Sebagaimana diketahui, persoalan motor listrik ini sendiri bergulir usai Presiden Prabowo Subianto menyampaikan hal tersebut dalam acara Panen Raya TNI dalam Mendukung Program Ketahanan Pangan di Lanud Abdulrachman Saleh, Kabupaten Malang, Jawa Timur, Jumat (17/6/2026).
Dalam agenda tersebut, Prabowo mengungkapkan Indonesia sebentar lagi akan memiliki motor listrik sendiri atau produksi motor listrik buatan anak Indonesia.
Di sisi lain, lewat Chief Technology Officer (CTO) BPI Danantara Sigit Puji Santosa ia memastikan bahwa peluncuran motor listrik nasional yang akan dilakukan oleh Presiden Prabowo Subianto merupakan desain insinyur dalam negeri dan merupakan merek baru.
Namun, ia masih enggan mengungkapkan identitas merek ataupun perusahaan yang akan memproduksi motor listrik ini, dan hanya mengatakan bahwa pengumuman resmi akan dilakukan pada 13 Agustus mendatang.
"Nanti akan ada merek baru dan desainnya by Indonesian engineers, desain dari kita. Desain dan production dari kita," kata Sigit ditemui di Kompleks Istana Kepresidenan, Rabu (22/7/2026).
Bahkan saat ditanya apakah produksi motor listrik nasional tersebut akan melibatkan PT Pindad (Persero), Sigit membantahnya. Menurut dia, Pindad akan difokuskan untuk pengembangan kendaraan roda empat.
Di sisi lain, pemerintah mulai memberikan sinyal mengenai ekosistem yang akan menopang motor listrik nasional.
Menteri Energi dan Sumber Daya Mineral (ESDM) Bahlil Lahadalia mendorong agar kendaraan tersebut menggunakan baterai berbasis nikel produksi dalam negeri yang dipasok oleh perusahaan patungan Indonesia Battery Corporation (IBC) dan konsorsium Contemporary Amperex Technology Co Ltd (CATL).
Meski begitu, Bahlil menjelaskan nilai keekonomian nikel masih perlu dilihat lagi. Pihaknya juga mesti melakukan penyesuaian terhadap komponen nikel agar harga lebih ekonomis.

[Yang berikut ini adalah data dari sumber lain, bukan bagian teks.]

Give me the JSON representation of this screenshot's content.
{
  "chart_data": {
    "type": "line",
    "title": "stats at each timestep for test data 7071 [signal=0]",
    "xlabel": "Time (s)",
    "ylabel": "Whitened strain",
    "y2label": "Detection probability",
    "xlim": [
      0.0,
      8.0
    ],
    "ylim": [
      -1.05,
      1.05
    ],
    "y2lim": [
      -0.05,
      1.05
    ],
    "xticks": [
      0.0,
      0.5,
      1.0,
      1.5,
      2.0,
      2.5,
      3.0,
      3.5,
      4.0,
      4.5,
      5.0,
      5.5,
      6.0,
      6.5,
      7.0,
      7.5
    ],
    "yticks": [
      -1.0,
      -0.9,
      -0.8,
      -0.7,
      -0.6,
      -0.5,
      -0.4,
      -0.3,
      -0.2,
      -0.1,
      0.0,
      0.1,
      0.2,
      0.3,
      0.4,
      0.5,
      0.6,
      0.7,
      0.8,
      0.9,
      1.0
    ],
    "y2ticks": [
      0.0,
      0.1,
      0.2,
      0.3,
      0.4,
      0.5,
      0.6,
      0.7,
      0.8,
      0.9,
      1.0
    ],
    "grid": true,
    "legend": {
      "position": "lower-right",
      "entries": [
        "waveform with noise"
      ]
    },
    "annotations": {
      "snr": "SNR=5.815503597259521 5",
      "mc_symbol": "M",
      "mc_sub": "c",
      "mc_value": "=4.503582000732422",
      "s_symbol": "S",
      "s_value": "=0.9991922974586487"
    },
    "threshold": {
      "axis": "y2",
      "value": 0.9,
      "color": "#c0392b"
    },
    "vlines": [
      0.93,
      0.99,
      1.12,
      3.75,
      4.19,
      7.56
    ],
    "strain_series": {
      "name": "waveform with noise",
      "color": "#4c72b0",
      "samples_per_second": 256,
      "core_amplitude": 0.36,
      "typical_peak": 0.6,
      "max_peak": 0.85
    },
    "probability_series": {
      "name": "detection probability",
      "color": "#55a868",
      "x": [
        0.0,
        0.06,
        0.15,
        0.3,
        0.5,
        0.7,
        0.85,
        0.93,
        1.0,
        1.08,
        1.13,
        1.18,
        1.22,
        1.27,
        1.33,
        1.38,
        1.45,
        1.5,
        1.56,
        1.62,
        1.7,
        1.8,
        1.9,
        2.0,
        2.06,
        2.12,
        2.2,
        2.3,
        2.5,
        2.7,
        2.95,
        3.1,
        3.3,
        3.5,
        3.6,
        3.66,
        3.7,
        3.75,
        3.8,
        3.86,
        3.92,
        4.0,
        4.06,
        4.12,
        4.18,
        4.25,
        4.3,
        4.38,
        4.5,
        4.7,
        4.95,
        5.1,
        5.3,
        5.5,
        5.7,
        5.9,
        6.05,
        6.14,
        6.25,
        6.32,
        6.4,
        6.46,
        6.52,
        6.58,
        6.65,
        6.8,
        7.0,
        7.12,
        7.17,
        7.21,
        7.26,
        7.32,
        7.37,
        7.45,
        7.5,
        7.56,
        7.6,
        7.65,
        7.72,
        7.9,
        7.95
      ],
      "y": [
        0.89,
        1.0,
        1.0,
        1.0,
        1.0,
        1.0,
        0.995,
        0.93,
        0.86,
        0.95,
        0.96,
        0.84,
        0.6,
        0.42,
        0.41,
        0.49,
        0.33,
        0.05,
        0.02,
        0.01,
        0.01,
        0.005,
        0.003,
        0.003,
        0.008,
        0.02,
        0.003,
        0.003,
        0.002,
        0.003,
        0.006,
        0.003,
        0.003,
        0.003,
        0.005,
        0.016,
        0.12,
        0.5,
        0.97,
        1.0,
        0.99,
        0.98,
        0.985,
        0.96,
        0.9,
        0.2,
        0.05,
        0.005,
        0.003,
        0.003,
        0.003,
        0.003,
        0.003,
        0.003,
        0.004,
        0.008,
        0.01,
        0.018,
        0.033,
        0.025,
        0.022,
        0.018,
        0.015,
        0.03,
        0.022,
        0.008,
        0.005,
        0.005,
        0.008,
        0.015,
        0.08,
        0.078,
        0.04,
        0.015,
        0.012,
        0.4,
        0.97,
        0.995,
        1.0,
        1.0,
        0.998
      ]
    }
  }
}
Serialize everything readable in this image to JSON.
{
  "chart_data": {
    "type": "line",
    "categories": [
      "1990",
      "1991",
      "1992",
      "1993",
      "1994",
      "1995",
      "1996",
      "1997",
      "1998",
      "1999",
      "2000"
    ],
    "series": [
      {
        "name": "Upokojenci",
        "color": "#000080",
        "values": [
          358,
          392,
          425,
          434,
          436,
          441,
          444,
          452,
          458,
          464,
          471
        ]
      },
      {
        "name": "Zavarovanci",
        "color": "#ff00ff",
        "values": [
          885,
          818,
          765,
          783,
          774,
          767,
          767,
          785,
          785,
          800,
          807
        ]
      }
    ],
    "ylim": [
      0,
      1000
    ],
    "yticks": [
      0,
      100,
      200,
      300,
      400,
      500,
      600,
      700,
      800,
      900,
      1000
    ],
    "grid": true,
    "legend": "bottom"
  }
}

"Tapi kita lihat tingkat keekonomiannya, tapi kami yakin bahwa tingkat keekonomian nikel Indonesia itu akan jauh lebih kompetitif. Dan kita akan melakukan beberapa langkah-langkah penyesuaian terhadap komponen-komponen dalam harga supaya lebih ekonomis. Ya, begitu ya," bebernya.
Dukungan pemerintah juga diperkirakan akan datang melalui kebijakan fiskal. Menteri Keuangan Purbaya Yudhi Sadewa memastikan insentif kendaraan listrik, termasuk motor listrik, tetap akan diberikan lewat paket stimulus ekonomi dalam waktu dekat untuk mendorong pertumbuhan ekonomi pada semester II-2026.
"Kita akan lihat, mungkin seminggu dua minggu lagi [diumumkan]," kata Purbaya, ditemui usai konferensi pers Hasil Rapat Berkala Komite Stabilitas Sistem Keuangan (KSSK), Senin (3/8/2026). "Kalau enggak salah akan diumumkan stimulus untuk mobil dan motor listrik. Nanti Bapak Presiden yang mengumumkan."